(Updated ) · 1 min read

Clean Up Your Code by Applying These 7 Rules

programmingclean-code

Code quality improves when every team member can understand it through reading alone. This approach builds confidence in junior developers and strengthens overall team capability.

1. Remove Unnecessary Code Comments

Clear, well-named code eliminates the need for excessive documentation. A mergeArrays function communicates intent without JSDoc overhead. Developers should understand fundamental concepts like the spread operator, and Git eliminates justifications for keeping commented-out code blocks.

2. Focus on Naming

Naming complexity increases with function complexity. The solution: break multi-purpose functions into single-responsibility units.

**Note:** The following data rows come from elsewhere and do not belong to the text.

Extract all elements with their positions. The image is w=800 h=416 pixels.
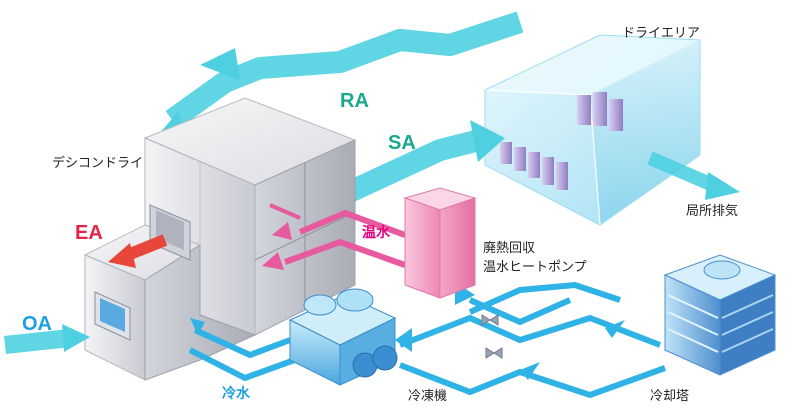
oa-outdoor-air-arrow <box>4 324 90 354</box>
ea-label: EA <box>75 222 103 244</box>
heat-pump-label-line1: 廃熱回収 <box>483 241 536 256</box>
hot-water-pipes <box>262 203 407 270</box>
ea-exhaust-arrow <box>108 234 168 268</box>
pipe-valves <box>481 314 503 359</box>
heat-pump-label-line2: 温水ヒートポンプ <box>483 260 587 275</box>
cold-water-label: 冷水 <box>222 386 250 402</box>
cold-water-pipes <box>188 281 667 399</box>
desiccant-dry-label: デシコンドライ <box>52 156 144 171</box>
desiccant-dry-unit <box>83 97 357 381</box>
dry-area-room <box>484 34 701 226</box>
sa-label: SA <box>388 132 416 154</box>
process-equipment <box>500 92 623 190</box>
chiller-unit <box>288 288 398 386</box>
ra-label: RA <box>340 90 369 112</box>
hot-water-label: 温水 <box>362 225 390 241</box>
local-exhaust-label: 局所排気 <box>686 204 739 219</box>
local-exhaust-arrow <box>647 151 740 200</box>
cooling-tower-label: 冷却塔 <box>650 389 690 404</box>
dry-area-label: ドライエリア <box>622 26 700 41</box>
cooling-tower-unit <box>663 254 777 376</box>
oa-label: OA <box>22 313 52 335</box>
chiller-label: 冷凍機 <box>408 389 448 404</box>
heat-pump-unit <box>403 187 477 299</box>
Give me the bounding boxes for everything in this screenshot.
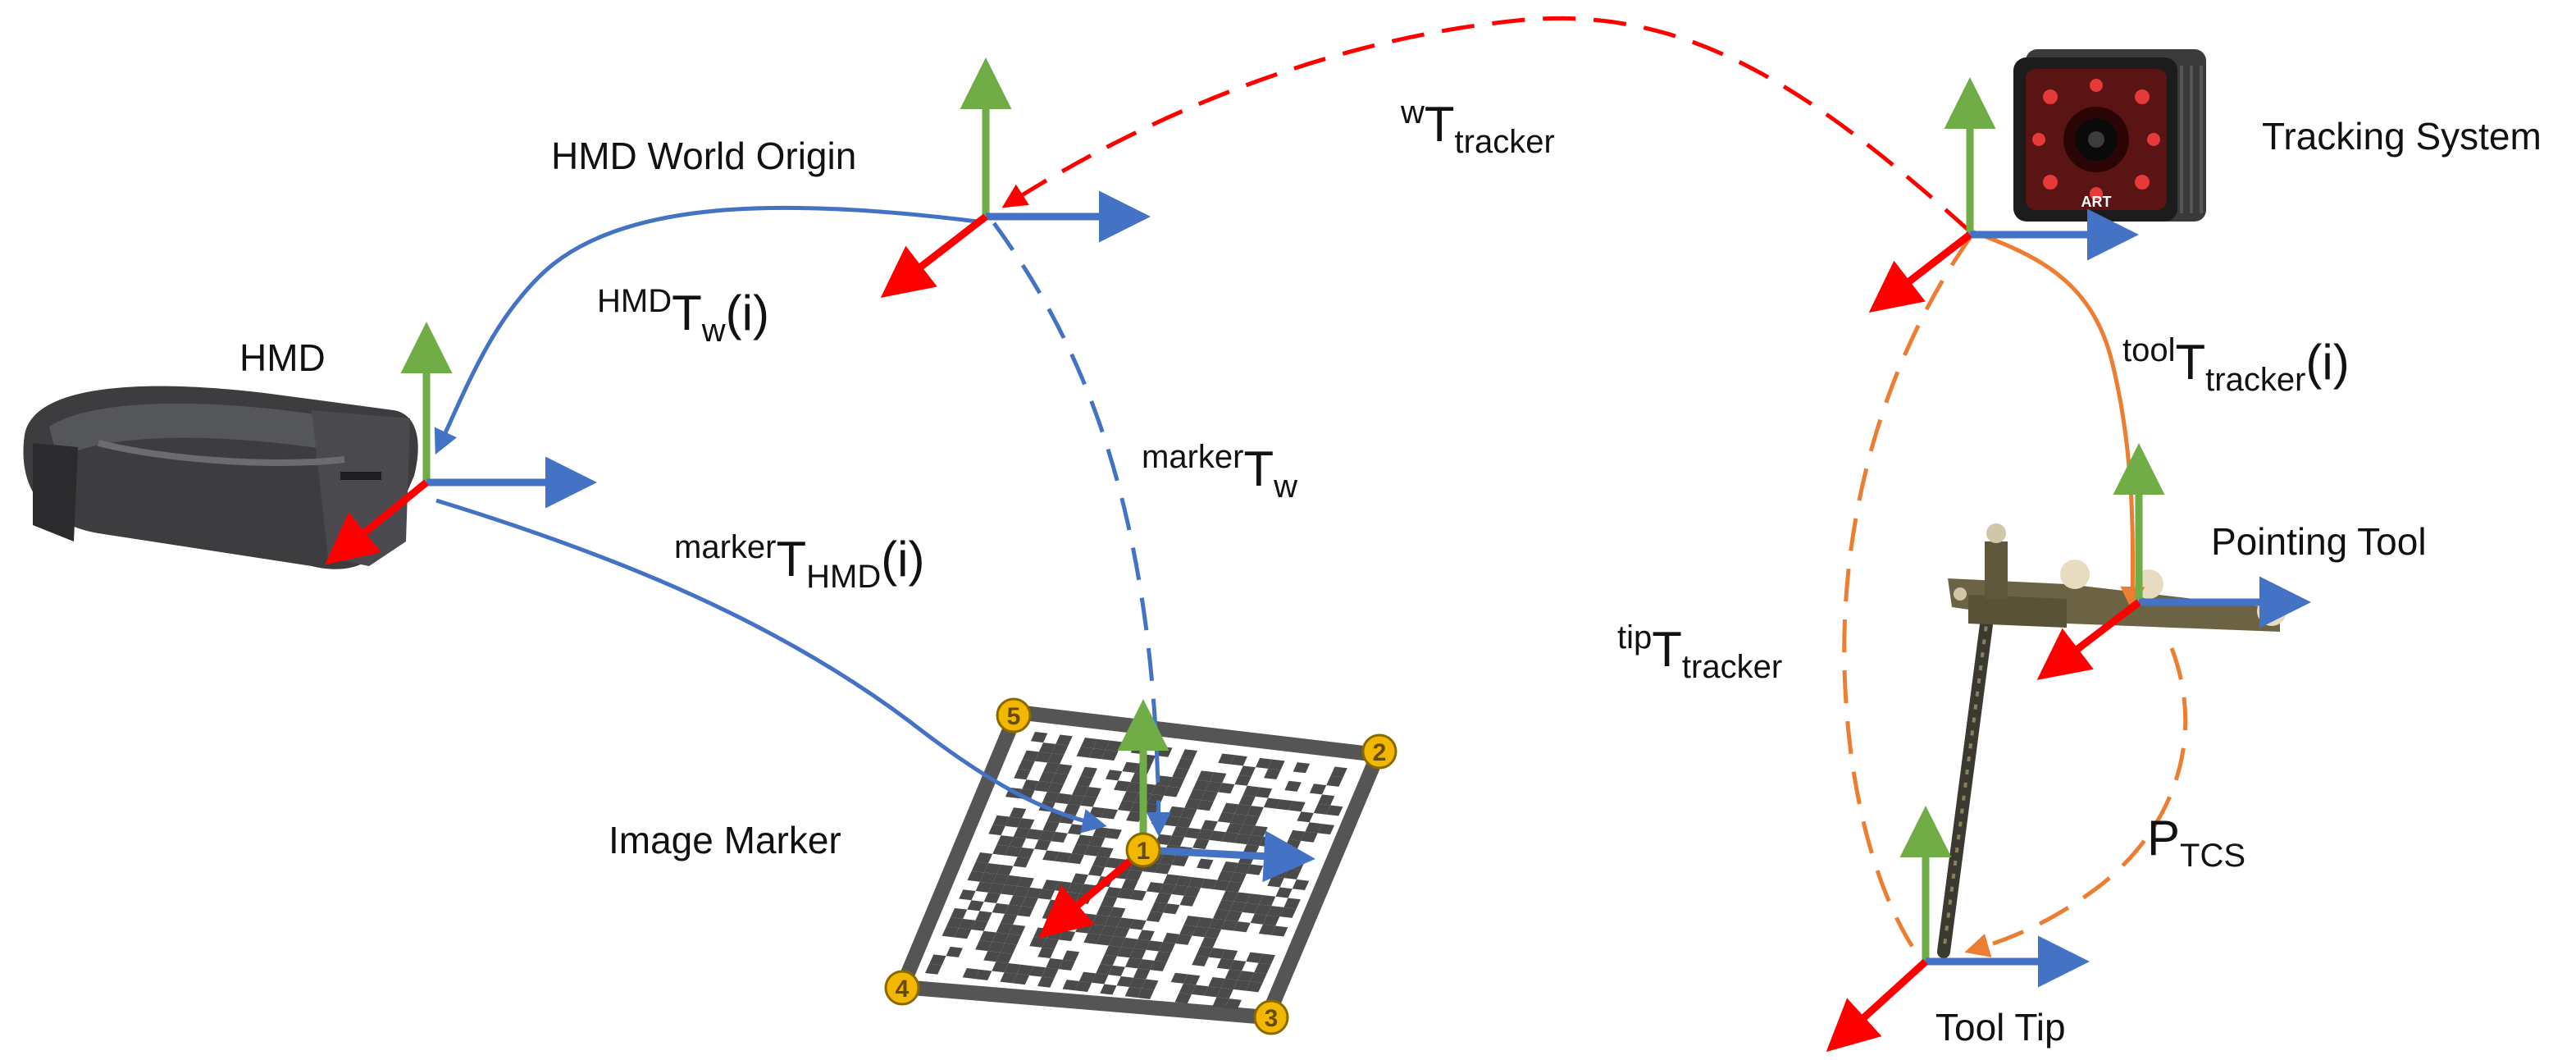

function mergeLists(listOne, listTwo) {
  return [...listOne, ...listTwo]
}

function createUniqueList(list) {
  return [...new Set(list)]
}

3. If Statements

Replace verbose conditional chains with array methods:

const options = ['duck', 'dog', 'cat'];
if (options.includes(value)) {
  // ...
}

This reads like natural language: “If options include value then…“

4. Early Exit

Guard clauses prevent deeply nested conditionals:

function handleEvent(event) {
  if (!event || !event.target) {
    return;
  }
  // Your awesome piece of code that uses target
}

5. Destructuring Assignment

Rename destructured properties for context:

const { name: organizerName } = response.data

This prevents ambiguous variable names and clarifies data origin.

6. The Boy Scout Rule

“Leave it better than you found it.” Small incremental improvements prevent accumulated technical debt. Addressing code smells immediately prevents situations where cleanup requires disproportionate effort.

7. Code Style

Establish consistent team conventions using tools like Prettier and Husky pre-commit hooks. Style consistency matters less than enforcing uniformity across the entire codebase.

These principles compound benefits beyond readability—they improve team efficiency, facilitate code reviews, and support long-term maintainability. For deeper exploration, I recommend Robert Martin’s Clean Code.